Мужчина в белом халате, по всей видимости доктор, сидит на краю койки. В его сознании, перегруженном делам и проблемами, бродят слова:
«Не умер сразу, значит, будет жить. Крепкая порода. В карточке про него ничего не записано. Скорее всего маленький бродяжка, он бы просто замерз на улице, как сотни других, но ему повезло оказаться в больнице. Надо заявить в полицию, и отправить мальчишку в приют, как встанет на ноги».
Мальчик с трудом открывает глаза и слабым голосом просит:
— Пожалуйста, не зовите полицию и не отправляйте меня в приют!
— Я что сказал это вслух? — удивляется доктор.
— Не знаю, — отвечает мальчик, — но вы же подумали об этом.
— Как тебя зовут, мальчик?
— Вольф… Вольф Мессинг. Вы не смотрите, что я маленький и худой, я страсть какой шустрый. Не отдавайте меня в приют, доктор, я могу у вас полы мыть и вообще любую работу…
Мальчик смотрит на доктора жалобно, в его взгляде таится робкая надежда на чудо. Уже очень давно ему не приходилось вот так проснуться в кровати под одеялом, в теплой комнате, а не в заброшенном подвале под вонючими тряпками. Доктор внимательно смотрит на мальчика, ничего не говоря, гладит его по голове, поправляет одеяло и уходит, не сказав ни слова.

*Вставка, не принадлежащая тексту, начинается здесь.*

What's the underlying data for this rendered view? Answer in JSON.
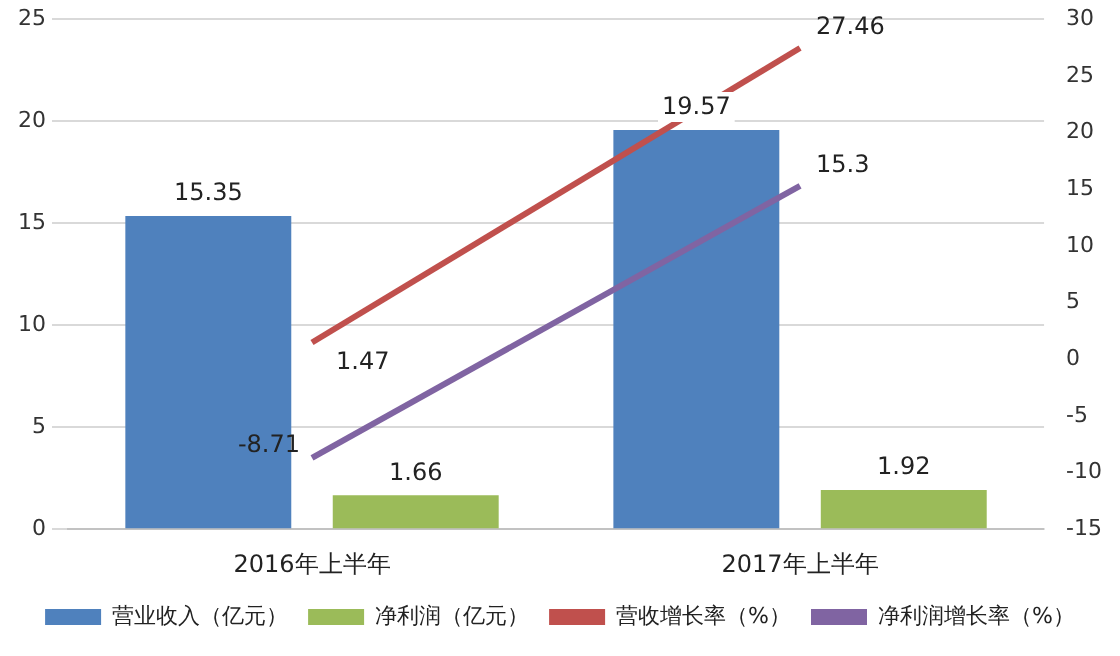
{
  "chart_data": {
    "type": "bar",
    "categories": [
      "2016年上半年",
      "2017年上半年"
    ],
    "series": [
      {
        "name": "营业收入（亿元）",
        "color": "#4f81bd",
        "values": [
          15.35,
          19.57
        ]
      },
      {
        "name": "净利润（亿元）",
        "color": "#9bbb59",
        "values": [
          1.66,
          1.92
        ]
      },
      {
        "name": "营收增长率（%）",
        "color": "#c0504d",
        "type": "line",
        "axis": "y2",
        "values": [
          1.47,
          27.46
        ]
      },
      {
        "name": "净利润增长率（%）",
        "color": "#8064a2",
        "type": "line",
        "axis": "y2",
        "values": [
          -8.71,
          15.3
        ]
      }
    ],
    "ylim": [
      0,
      25
    ],
    "yticks": [
      0,
      5,
      10,
      15,
      20,
      25
    ],
    "y2lim": [
      -15,
      30
    ],
    "y2ticks": [
      -15,
      -10,
      -5,
      0,
      5,
      10,
      15,
      20,
      25,
      30
    ],
    "grid": "y",
    "legend": "bottom",
    "data_labels": true,
    "marker": "none"
  }
}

Я готов был смотреть сон бесконечно, настолько заинтриговала меня судьба мальчика. Еще бы, это же основополагатель самой возможности читать мысли, человек, доказавший возможность воздействия на человеческое сознание и унесший секрет своего мастерства в могилу. Кто подсунул мне этот сон, с какой целью? Не знаю, но очень хочу досмотреть фильм до конца. Очень хочу.
Внезапно храп оборвался. Пока куратор могуче храпел во сне, нам это совершенно не мешало. Храп успокаивал, убаюкивал, подтверждал, что пациент скорее жив, чем мертв. Но сейчас храп исчез. Словно кто-то поставил точку в предложении. Тишина ударила сильнее взрыва. Неужели мы проморгали куратора, неужели что-то случилось? Мы ошалело вскочили, коротко переглянулись, и бросились в медотсек. Очумевший от короткого, но крепкого сна куратор, смотрел на нас квадратными глазами, потом засмеялся и повалился обратно на лежанку, с которой только что пытался встать.
— Вы бы хоть срам прикрыли! — заикаясь от смеха, предложил он.
Вот же черт! Поспешили, понимаешь на помощь умирающему, а о собственном виде не позаботились. В самом ведь деле стоим перед мужиком в чем мать родила — бойцы спецназа! Выкатились мы через двери, едва успев их открыть, а то бы и сломали к черту. Куда им хлипким устоять против объединенного напора двух застыдившихся десантников. К счастью на этот раз одежа осталась в целости и сохранности, так что с гардеробом проблем не было. Жаль только сон не досмотрел, что там дальше было? Эх, ну что ему стоило поспать еще часок?